Essex: Drivers urged to use common sense as cars get stuck in flood water
19:18 27 November 2012
ESSEX drivers have been urged to “exercise a little common sense” after a number of vehicles got stuck in flood water.
Heavy rain overnight on Monday left large amounts of surface water on the roads and prompted several river flood warnings from the Environment Agency.
There were problems in Colchester but the worst hit areas centred on a central belt of the county, including Danbury, Bicknacre and East Hanningfield.
Three people were rescued after a lorry got trapped in floodwater near Paper Mill Lock in Little Baddow, near Chelmsford, at around 10.30am on Tuesday.
Earlier, at around 9am, around 20 fire fighters were scrambled to rescue a man trapped on the roof of his car in May Lane, Sandon. Essex County Fire and Rescue Service (ECFRS) – which sent crews from Chelmsford, Leigh and Great Baddow to the scene – said the car had been driven into about 4ft of floodwater.
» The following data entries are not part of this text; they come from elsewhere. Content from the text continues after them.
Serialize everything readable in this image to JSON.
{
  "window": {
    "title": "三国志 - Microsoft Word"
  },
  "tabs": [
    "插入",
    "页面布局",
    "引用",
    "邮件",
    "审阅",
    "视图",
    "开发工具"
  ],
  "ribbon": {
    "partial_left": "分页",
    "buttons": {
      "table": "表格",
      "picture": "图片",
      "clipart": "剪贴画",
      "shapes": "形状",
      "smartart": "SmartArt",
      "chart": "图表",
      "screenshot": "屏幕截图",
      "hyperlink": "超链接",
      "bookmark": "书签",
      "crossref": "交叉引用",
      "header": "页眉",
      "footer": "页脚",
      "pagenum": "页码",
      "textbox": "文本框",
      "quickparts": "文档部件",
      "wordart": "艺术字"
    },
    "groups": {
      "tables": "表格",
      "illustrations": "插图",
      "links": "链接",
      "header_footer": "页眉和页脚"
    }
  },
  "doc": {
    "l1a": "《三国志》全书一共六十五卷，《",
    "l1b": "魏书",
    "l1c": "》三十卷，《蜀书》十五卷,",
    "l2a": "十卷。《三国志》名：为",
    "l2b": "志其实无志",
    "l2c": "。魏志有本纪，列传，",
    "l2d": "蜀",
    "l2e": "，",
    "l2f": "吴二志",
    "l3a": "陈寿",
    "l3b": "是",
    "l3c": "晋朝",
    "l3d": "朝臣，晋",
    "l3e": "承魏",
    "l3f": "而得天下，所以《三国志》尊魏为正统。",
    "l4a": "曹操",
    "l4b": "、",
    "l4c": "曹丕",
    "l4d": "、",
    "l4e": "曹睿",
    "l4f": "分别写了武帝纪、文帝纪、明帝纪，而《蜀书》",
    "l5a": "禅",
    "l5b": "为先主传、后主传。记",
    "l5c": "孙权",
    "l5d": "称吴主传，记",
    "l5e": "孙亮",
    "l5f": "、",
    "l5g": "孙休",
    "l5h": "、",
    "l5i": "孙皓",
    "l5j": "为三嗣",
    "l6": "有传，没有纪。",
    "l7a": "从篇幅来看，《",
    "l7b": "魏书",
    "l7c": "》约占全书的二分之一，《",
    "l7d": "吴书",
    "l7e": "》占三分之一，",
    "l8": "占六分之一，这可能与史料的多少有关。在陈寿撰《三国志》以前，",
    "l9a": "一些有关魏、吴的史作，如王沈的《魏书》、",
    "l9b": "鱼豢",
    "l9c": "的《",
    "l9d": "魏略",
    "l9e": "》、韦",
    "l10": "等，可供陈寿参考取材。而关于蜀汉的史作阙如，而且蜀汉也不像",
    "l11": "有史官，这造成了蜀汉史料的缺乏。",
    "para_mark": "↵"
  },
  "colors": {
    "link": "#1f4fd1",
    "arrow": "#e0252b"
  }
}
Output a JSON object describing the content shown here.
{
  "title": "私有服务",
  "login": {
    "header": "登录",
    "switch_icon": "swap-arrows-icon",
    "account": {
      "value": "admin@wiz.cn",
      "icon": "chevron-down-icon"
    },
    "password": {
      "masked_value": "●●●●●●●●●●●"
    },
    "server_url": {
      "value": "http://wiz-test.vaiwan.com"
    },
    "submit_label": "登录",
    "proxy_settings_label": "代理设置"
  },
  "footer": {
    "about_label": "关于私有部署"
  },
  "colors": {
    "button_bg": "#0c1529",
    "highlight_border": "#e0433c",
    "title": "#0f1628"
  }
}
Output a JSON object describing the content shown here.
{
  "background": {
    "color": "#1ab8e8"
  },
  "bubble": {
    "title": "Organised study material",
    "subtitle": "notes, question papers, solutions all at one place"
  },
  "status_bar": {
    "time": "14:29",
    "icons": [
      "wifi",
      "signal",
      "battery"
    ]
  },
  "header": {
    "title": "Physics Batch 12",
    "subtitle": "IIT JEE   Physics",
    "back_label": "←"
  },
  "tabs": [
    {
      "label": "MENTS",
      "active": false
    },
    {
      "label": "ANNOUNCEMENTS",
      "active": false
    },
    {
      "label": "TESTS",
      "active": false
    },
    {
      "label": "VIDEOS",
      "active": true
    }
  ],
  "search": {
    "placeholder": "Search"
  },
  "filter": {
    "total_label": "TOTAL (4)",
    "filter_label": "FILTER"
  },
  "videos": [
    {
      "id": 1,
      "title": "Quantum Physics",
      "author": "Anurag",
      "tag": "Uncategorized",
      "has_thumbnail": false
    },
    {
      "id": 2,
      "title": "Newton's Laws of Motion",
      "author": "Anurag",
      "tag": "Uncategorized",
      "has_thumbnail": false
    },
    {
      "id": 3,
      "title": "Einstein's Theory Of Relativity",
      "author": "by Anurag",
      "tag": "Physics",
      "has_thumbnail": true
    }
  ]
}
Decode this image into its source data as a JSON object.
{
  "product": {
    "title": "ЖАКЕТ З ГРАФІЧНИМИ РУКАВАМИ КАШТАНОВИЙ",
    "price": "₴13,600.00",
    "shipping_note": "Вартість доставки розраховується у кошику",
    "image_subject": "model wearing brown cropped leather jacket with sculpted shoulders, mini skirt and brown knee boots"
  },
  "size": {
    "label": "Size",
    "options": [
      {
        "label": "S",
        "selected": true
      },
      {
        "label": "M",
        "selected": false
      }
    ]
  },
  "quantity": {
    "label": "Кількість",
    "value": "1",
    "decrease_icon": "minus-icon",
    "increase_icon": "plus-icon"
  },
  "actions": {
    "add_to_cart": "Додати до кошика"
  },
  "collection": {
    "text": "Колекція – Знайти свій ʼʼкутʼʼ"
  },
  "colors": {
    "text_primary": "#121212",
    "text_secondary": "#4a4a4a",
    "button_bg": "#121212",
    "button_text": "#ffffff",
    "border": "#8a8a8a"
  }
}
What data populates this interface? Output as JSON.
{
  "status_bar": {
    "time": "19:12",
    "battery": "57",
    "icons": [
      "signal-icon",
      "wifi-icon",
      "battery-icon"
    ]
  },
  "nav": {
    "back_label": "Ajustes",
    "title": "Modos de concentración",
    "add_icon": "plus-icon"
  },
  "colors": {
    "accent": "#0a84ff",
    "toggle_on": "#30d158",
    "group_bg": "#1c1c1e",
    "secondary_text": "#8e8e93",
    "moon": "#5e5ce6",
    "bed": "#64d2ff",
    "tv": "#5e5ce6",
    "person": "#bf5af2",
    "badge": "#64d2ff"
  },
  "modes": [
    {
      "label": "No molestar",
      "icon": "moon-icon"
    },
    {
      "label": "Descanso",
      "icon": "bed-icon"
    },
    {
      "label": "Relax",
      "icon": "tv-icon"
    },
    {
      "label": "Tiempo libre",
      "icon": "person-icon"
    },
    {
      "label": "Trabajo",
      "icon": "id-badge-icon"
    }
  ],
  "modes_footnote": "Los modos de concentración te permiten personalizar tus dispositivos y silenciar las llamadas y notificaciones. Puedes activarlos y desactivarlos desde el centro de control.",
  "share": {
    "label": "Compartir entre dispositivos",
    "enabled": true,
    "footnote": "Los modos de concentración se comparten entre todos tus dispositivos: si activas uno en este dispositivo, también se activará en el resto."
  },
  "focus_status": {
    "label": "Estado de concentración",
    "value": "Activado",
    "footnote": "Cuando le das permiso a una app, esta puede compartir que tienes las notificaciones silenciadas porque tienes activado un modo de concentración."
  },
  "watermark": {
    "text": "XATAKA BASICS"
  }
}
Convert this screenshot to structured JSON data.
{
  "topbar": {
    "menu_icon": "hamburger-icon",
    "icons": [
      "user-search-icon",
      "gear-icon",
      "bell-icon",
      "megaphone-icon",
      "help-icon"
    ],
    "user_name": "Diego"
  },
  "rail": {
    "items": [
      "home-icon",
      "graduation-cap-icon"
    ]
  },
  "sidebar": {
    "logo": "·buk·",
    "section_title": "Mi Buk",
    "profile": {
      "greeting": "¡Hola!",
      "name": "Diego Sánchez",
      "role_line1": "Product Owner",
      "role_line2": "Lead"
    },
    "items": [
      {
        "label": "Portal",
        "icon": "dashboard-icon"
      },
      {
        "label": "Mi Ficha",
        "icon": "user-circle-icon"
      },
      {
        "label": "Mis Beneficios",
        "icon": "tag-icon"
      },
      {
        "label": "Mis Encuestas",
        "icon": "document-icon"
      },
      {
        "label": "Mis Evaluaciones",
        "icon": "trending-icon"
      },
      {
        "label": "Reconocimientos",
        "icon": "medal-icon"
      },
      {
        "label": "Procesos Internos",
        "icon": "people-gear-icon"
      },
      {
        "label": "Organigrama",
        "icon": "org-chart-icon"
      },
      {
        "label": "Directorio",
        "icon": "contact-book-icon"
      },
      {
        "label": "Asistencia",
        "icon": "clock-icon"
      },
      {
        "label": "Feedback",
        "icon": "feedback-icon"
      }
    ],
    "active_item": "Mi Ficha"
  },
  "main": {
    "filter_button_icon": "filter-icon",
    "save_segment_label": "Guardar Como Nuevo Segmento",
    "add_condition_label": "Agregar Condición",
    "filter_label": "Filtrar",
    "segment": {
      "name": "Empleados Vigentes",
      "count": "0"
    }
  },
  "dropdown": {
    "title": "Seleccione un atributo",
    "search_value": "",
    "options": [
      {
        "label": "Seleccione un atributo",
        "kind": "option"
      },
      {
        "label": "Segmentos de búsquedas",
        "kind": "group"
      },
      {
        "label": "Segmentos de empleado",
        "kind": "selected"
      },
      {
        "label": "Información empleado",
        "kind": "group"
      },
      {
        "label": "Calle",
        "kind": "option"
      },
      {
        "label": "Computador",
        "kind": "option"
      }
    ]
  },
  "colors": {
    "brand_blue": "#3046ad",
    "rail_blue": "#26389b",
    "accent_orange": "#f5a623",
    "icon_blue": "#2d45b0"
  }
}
Neil Fenwick, from ECFRS, said: “Every time there is flooding the service has to rescue people who have driven their cars into floodwater.
“When faced with water drivers should exercise a little common sense. If they can they should find an alternative route. If there is no way round they should park safely and get out to check the depth of the water before they drive into it.
“Just driving into water and hoping for the best is not an option, by the time you find out the water is too deep you are already trapped.”
Chief Inspector Nick Lee, of Essex Police, said: “Please drive at appropriate speeds as water running off the land can cause floods at unexpected locations. Also make sure you keep tuned in to the radio and if possible avoid roads that are affected by the flooding. It is also important to be aware that most cars have air intakes which are placed near the lowest point on the vehicle and if water is sucked into the engine it can cause significant damage and cause this to stop working.”
In the Colchester area police closed off an underpass leading from the A133 to the University of Essex on Tuesday morning, after it flooded.
Meanwhile the Environment Agency issued three flood warnings: for the River Wid in west Essex; The Wid and Cam at Chelmsford; and the River Mardyke near Purfleet.
David Kemp, flood resilience team leader at the Environment Agency, said it was the worst flooding the county had seen since April.
He added: “If we get any more rain the problems now will be exacerbated. But if we get 24 hours of dry weather then things will improve quite rapidly.”